Eine fortlaufende Handlung im eigentlichen Sinn gibt es nicht - eher eine Aneinanderkettung verschiedener Geschehnisse. Und derer gibt es viele! Manchmal überschlagen oder überholen sich die Ereignisse, so dass man regelrecht Mitleid bekommen kann. Eingestreut in diese Handlung werden Informationen über den geschichtlichen Hintergrund einiger Schauplätze oder auch die Funktionsweise des ein oder anderen Profi-Geräts des Cafés sowie kurze Rückblicke auf sein bisheriges Leben. Dies lockert das Buch eher auf als dass es stören würde und ich empfand es als informativ. Alleine die Geschichte mit seinem Vertikutierdienst im Jugendalter im Geburtsort Stolberg (der kleinstädtischen Senke) amüsierte mich köstlich. Der Rote Faden bleibt bei all dem der Start in ein neues Café-Zeitalter am Rosenthaler Platz.

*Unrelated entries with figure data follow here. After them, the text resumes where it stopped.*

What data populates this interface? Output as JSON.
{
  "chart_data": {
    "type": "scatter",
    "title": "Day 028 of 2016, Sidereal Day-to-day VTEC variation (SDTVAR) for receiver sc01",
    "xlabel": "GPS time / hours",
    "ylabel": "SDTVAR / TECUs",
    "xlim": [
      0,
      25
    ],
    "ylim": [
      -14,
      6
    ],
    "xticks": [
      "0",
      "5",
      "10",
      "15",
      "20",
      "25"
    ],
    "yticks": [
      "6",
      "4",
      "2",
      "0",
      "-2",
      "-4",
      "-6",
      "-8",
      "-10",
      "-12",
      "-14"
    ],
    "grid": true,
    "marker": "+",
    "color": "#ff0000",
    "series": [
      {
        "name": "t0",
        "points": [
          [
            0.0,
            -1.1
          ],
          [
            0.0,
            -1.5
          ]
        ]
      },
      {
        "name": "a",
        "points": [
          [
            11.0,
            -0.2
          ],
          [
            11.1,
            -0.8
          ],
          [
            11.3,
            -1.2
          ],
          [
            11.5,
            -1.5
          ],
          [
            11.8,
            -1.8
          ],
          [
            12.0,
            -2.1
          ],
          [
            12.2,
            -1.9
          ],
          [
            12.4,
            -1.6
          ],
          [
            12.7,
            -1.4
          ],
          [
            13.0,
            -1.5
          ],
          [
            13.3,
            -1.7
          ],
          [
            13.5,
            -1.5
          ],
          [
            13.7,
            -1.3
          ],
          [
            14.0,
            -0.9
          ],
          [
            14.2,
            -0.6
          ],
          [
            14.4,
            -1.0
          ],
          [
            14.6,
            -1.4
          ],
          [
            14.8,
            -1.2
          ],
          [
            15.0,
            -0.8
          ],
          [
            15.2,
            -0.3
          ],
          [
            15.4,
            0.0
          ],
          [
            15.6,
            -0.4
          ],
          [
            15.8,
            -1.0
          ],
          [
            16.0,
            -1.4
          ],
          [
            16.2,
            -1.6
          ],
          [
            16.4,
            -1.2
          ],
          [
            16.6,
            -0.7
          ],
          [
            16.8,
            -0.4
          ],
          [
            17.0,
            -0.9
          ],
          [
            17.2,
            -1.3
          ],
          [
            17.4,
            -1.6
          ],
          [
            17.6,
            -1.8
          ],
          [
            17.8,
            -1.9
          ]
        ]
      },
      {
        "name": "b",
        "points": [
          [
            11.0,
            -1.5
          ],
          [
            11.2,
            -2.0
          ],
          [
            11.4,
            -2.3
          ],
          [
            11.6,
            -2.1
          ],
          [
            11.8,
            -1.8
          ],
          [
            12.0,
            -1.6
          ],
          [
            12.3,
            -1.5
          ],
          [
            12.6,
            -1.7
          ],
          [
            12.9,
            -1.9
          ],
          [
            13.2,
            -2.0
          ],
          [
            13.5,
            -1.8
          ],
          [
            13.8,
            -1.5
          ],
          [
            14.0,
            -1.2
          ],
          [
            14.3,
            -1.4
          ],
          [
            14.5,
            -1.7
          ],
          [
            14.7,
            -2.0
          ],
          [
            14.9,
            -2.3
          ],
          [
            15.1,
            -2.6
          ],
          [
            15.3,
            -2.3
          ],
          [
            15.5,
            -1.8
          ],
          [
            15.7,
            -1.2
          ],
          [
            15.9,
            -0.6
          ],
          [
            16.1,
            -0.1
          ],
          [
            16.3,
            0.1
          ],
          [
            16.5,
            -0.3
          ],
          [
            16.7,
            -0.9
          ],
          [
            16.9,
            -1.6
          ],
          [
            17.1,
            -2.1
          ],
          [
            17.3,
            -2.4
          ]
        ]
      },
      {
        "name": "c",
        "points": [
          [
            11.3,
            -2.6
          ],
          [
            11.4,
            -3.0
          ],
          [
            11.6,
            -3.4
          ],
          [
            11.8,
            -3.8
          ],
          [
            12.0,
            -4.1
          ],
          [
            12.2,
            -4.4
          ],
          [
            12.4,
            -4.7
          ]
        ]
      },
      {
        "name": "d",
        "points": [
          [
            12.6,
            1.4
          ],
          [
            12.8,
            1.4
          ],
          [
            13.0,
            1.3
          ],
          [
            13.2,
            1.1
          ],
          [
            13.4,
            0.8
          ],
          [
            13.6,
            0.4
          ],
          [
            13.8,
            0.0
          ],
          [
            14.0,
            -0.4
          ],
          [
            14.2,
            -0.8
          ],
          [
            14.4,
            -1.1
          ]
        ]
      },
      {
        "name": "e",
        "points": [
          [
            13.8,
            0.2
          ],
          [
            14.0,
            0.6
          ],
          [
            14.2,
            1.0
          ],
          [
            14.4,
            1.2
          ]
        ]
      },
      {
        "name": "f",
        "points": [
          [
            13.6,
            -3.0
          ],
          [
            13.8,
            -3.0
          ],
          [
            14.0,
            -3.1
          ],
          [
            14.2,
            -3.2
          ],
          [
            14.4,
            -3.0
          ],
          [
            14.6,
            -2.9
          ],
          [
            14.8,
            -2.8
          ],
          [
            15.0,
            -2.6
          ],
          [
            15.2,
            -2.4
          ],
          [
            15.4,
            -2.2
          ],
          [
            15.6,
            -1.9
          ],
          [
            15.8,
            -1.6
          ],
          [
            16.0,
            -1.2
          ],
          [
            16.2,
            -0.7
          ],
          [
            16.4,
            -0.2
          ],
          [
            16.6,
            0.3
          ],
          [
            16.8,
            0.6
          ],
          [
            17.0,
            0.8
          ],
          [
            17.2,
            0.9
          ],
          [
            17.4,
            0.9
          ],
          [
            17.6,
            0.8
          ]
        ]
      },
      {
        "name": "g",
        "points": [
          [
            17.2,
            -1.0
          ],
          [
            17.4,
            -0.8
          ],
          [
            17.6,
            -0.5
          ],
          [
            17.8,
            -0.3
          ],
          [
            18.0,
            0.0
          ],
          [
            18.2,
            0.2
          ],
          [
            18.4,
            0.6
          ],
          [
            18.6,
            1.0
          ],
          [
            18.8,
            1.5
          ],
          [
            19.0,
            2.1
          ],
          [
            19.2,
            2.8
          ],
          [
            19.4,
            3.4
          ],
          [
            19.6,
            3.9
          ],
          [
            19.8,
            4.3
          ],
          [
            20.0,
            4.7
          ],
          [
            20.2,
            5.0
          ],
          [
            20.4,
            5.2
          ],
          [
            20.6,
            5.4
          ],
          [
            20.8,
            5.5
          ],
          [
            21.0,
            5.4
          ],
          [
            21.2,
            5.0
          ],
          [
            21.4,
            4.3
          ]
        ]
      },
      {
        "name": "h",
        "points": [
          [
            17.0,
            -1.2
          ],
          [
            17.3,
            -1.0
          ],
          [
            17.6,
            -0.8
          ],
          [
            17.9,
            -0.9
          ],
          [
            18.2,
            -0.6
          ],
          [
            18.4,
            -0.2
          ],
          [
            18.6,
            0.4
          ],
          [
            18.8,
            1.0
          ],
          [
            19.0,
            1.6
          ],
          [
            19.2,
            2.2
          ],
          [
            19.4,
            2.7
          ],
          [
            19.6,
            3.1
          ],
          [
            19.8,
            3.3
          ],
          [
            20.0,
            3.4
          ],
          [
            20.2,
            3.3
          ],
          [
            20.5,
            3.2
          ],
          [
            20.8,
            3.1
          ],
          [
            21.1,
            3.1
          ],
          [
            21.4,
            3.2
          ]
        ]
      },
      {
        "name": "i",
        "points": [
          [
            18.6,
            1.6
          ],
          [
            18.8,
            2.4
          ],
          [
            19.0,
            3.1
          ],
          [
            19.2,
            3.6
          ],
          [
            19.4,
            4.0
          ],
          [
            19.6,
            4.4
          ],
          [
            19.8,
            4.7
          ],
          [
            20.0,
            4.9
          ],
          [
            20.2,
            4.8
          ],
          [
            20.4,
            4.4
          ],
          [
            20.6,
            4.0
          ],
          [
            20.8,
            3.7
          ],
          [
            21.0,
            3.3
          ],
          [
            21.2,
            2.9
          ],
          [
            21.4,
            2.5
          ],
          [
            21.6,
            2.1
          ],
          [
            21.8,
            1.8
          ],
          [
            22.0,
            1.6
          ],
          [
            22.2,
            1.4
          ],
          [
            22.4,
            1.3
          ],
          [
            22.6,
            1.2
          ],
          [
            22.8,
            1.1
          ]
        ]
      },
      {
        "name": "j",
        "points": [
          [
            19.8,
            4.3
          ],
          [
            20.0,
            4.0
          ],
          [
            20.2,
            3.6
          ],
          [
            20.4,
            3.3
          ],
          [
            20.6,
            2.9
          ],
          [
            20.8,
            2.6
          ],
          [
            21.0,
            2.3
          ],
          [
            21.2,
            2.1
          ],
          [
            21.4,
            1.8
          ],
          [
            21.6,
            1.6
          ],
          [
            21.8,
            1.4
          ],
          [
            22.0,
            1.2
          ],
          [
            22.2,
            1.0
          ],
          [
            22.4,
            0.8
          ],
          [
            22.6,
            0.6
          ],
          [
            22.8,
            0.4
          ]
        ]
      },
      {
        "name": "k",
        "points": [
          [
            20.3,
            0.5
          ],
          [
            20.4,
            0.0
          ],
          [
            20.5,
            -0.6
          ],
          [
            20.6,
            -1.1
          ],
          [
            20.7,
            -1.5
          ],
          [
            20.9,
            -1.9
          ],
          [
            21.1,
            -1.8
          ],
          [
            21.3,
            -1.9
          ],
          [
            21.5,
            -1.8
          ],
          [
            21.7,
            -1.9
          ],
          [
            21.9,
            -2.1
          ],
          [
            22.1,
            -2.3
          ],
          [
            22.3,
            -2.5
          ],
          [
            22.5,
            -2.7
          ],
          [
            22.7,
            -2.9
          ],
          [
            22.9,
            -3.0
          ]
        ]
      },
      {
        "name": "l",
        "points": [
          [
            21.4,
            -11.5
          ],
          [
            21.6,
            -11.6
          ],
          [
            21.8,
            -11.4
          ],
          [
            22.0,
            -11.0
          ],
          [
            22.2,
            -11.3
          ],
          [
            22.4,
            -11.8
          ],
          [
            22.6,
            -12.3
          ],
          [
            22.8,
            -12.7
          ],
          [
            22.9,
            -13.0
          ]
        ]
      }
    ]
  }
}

Ich habe dieses Buch mit großem Vergnügen gelesen, und zwar von der ersten bis zur letzten Zeile! Vielsagend ist, dass er im abschließenden Epilog kurz schildert, was aus den Menschen geworden ist, die einem mit den vergangenen 230 Seiten schon ans Herz gewachsen sind. Es war ein sehr kurzweiliges Vergnügen und ich war traurig als es ausgelesen war. Der Schreibstil ist humorvoll (aber fernab der Comedy-Flachheit), oft etwas launig und allem voran ehrlich (so weit man das als Leser beurteilen kann). Man hat das Gefühl, dass Ansgar Oberholz etwas an all den Menschen liegt, mitsamt ihren Schrullen und Macken. Gerade seine Fähigkeit, manch eigene Schwäche zu erkennen und zu lernen damit umzugehen, machen ihn und sein Erstlingswerk ausgesprochen sympathisch. Ich hoffe sehr, dass es weiteres von ihm zu lesen gibt!
Übrigens ist auch die HP einen Besuch wert. ;)
Vielen Dank an dieser Stelle an Vorablesen, denn ohne sie hätte ich mit Sicherheit nie dieses Buch gelesen, da es mich vom Thema her eigentlich überhaupt nicht interessiert!